Consumer bureau: Forced arbitration a bad deal for consumers

Consumers are being unfairly limited in their legal options by mandatory arbitration clauses that accompany a host of financial products, according to a new government study.

Tuesday’s report from the Consumer Financial Protection Bureau (CFPB) found that mandatory clauses that require consumers to enter arbitration with a company rather than file a class-action lawsuit were common in many financial products, applying to millions of Americans.


But the study also found that those clauses may let the financial industry significantly trim its legal bills. On average, consumers received roughly $175,000 from arbitrators in 2010 and 2011, compared to just under $1 million won by taking companies to court.

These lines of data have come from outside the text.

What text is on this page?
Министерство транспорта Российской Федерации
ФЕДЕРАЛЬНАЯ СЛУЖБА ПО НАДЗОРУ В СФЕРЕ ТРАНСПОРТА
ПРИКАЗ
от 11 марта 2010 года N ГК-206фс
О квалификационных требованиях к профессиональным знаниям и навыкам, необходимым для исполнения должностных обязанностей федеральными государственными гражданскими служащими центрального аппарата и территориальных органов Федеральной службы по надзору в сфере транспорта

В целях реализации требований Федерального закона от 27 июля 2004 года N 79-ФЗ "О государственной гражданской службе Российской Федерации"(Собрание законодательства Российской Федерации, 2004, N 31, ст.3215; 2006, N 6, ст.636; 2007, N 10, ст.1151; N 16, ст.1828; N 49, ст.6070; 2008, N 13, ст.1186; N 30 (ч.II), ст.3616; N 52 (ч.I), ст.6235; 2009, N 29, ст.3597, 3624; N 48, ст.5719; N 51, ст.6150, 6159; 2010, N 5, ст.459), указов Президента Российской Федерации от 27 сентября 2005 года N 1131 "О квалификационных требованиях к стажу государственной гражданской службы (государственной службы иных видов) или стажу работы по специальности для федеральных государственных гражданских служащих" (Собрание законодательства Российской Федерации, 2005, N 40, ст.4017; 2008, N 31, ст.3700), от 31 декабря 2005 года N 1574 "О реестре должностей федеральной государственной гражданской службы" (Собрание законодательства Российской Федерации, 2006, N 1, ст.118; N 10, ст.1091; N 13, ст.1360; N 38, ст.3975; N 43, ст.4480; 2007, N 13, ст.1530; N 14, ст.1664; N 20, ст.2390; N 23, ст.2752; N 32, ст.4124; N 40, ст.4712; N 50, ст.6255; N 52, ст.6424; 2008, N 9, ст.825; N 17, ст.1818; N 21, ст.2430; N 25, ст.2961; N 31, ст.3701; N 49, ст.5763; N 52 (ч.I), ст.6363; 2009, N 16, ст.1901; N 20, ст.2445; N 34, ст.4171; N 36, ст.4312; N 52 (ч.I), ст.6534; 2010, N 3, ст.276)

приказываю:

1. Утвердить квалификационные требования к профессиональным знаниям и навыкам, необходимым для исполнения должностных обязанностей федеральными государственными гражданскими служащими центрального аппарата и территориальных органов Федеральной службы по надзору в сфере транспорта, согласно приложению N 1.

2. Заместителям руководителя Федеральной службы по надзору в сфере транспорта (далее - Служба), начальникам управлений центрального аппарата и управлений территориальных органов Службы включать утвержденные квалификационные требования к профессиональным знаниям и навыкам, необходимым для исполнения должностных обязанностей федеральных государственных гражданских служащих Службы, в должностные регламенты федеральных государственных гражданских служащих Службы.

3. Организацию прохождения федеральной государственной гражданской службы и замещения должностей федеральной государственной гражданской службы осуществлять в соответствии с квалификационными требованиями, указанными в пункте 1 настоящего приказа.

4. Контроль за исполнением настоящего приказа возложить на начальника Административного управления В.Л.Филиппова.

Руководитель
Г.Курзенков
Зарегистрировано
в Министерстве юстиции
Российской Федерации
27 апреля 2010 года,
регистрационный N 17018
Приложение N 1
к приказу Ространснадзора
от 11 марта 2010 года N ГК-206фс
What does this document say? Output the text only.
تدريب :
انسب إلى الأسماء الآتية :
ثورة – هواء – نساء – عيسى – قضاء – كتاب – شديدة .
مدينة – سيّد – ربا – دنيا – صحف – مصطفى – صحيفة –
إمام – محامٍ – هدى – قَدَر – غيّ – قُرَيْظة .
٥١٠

The new report received quick criticism from industry groups. The U.S. Chamber of Commerce called arbitration a “simple, inexpensive and modern system” and accused the bureau of “an unfair and biased approach.”

However, the CFPB said there was no evidence that mandatory arbitration lowered prices for consumers.

Meanwhile, consumer advocates urged the CFPB to use those new findings to justify tough new rules barring forced arbitration clauses.

The study, mandated by the Dodd-Frank financial reform law, found that mandatory arbitration clauses were common throughout the consumer finance marketplace. Ninety-two percent of all prepaid cards come with an arbitration requirement, and 53 percent of all credit cards issued come with the clause as well. While only 8 percent of banks and credit unions pair arbitration clauses with checking accounts, those that do account for 44 percent of insured deposits. Ninety-nine percent of payday loans, and 86 percent of student loans also come with mandatory arbitration language.

The CFPB also found that three-quarters of Americans did not even realize they were subject to arbitration restrictions when they signed up for credit cards and other financial products. And even if consumers knew they were subject to an arbitration clause, fewer than 7 percent knew that barred them from seeking redress in court.

The CFPB first launched a public inquiry on arbitration language in 2012, releasing preliminary findings at the end of 2013.